Lua de mel de Costa no Conselho Europeu será “curta”: ex-primeiro-ministro português enfrenta a difícil tarefa de resolver os desentendimentos de uma UE dividida
António Costa vai liderar a sua primeira cimeira dos 27 líderes da União Europeia esta quinta-feira sabendo que o seu valor nunca mais estará tão alto, apontou o jornal ‘POLITICO’, que salientou o “rude despertar” do ex-primeiro-ministro português: terá de navegar na resposta da Europa ao regresso de Donald Trump à Casa Branca e divisões de anos sobre a Rússia e a Ucrânia — tudo isso enquanto França e Alemanha, tradicionalmente os motores impulsionadores na tomada de decisões europeia, estão distraídas e paralisadas.
“Os líderes estão a começar a perceber que teremos de tomar decisões que são inevitáveis, mas também muito desconfortáveis”, explicou um funcionário da UE à publicação, sob anonimato. “As informações sobre os planos de Trump estão a ‘pingar’ em várias capitais.”
António Costa, de 63 anos, chegou a presidente do Conselho Europeu após a eleição europeia deste verão, graças à sua reputação de forjar compromissos longe dos holofotes.
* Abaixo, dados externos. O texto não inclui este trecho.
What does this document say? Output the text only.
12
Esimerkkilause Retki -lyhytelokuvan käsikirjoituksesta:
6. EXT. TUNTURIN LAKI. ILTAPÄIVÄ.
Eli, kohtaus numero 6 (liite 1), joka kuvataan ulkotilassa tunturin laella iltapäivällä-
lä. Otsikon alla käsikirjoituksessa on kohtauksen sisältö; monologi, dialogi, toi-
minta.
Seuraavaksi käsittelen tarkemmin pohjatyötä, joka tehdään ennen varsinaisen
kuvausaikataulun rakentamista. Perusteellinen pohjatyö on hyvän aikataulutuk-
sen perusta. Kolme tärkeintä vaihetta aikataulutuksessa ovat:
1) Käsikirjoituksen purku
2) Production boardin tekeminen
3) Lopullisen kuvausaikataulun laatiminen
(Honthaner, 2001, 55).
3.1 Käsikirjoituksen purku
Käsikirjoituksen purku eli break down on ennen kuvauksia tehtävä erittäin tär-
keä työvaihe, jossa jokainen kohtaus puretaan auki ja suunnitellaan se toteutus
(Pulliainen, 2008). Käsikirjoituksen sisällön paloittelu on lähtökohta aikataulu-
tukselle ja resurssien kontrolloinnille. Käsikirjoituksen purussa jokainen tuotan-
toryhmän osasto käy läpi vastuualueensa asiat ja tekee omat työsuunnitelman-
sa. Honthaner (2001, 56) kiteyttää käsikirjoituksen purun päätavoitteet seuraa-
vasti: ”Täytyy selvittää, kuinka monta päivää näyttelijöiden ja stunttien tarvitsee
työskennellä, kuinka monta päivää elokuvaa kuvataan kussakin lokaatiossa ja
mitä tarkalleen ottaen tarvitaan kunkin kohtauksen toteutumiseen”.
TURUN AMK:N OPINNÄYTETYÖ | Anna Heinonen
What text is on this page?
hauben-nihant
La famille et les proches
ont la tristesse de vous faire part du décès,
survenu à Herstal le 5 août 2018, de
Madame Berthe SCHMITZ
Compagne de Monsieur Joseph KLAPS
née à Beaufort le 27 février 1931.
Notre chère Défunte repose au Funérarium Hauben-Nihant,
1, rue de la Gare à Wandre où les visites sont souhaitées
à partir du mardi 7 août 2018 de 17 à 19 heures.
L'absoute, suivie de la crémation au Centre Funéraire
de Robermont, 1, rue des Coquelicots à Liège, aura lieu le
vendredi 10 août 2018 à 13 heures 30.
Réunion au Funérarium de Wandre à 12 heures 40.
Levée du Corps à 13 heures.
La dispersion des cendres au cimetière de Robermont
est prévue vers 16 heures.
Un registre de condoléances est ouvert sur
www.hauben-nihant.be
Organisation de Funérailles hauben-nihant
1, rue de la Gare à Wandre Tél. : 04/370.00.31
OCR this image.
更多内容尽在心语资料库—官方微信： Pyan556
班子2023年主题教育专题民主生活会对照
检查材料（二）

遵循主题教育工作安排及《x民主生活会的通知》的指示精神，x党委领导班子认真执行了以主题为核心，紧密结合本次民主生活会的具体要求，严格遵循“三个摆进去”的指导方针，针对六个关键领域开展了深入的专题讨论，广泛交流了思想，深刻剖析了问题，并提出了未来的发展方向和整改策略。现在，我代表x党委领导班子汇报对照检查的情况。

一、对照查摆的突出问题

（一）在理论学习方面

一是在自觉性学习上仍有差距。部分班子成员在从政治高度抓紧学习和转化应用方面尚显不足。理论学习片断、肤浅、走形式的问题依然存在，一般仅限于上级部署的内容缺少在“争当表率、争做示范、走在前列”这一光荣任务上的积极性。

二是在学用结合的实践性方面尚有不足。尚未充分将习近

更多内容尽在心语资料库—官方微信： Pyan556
Essa competência implícita contrasta fortemente com o fracasso do antecessor de Costa, Charles Michel, em ganhar o respeito de líderes. No entanto, enquanto António Costa preside a cimeiras e procura intermediar acordos entre líderes que podem ter prioridades incompatíveis, só poderá fazer avançar a agenda da UE até certo ponto sem o apoio dos poderosos defensores nacionais.
Mas o ‘dínamo’ franco-alemão é um problema: Paris está em crise política, com Emmanuel Macron fragilizado nas suas visitas a Bruxelas; já Berlim está distraída com uma eleição antecipada, sendo que o bloco europeu não pode decidir nada relacionado a dinheiro até que esteja no comando um novo Governo. Ao mesmo tempo, o primeiro-ministro húngaro, Viktor Orbán, continua a ser um obstáculo para a maioria das decisões em apoio a Kiev.
Nesta quinta-feira, o presidente ucraniano Volodymyr Zelensky vai discutir o estado da guerra da Rússia com os líderes europeus e provavelmente pedirá mais uma vez mais apoio militar e financeiro. “A situação na Ucrânia estará no centro das nossas discussões”, apontou António Costa na sua carta aos líderes europeus antes da cimeira desta quinta-feira.
No entanto, a marca de António Costa já se faz sentir: encurtou as cimeiras de dois para um dia, o que fez as delícias dos líderes europeus, mas também mostrou maior clareza na agenda e nas conclusões esperadas, o que permite aos líderes europeus conduzir discussões estratégicas em vez de se concentrarem em longas sessões de elaboração.
Mas a lua de mel de Costa pode acabar rapidamente, apontou um diplomata da UE.
Conforme se aproxima a segunda presidência de Trump, os líderes europeus estão cientes de que precisam aumentar o seu apoio militar e financeiro a Kiev — mas não chegam a acordo sobre como lá chegar. Apesar da boa vontade em torno de Costa e da iminente possível redução do apoio dos EUA à Ucrânia, Bruxelas não parece preparada para fazer promessas concretas a Kiev esta semana.
“O que a Europa pode fazer mais se necessário, autonomamente, para apoiar a Ucrânia?” será uma das perguntas em foco, segundo a fonte do ‘POLITICO’. “Espero que esta seja uma das perguntas respondidas com a reunião dos 27, certamente o começo de uma resposta para essa pergunta.”
Dada a situação, alguns diplomatas brincam que o período de lua de mel de Costa pode terminar esta quinta-feira, quando os líderes discutem o relacionamento transatlântico durante o almoço. “Já podemos ver a mudança com Costa, ele tem toda uma série de métodos que o tornam um guardião da unidade em vez de uma força política”, salientou outro diplomata da UE, que alertaram contra expectativas imoderadas, citando o exemplo do ex-presidente do Conselho Europeu, Donald Tusk, agora primeiro-ministro da Polónia. Mesmo Tusk — “uma grande personalidade” amplamente respeitada pelo trabalho que fez entre 2014 e 2019 — “não deixou um legado duradouro”, concluiu o diplomata.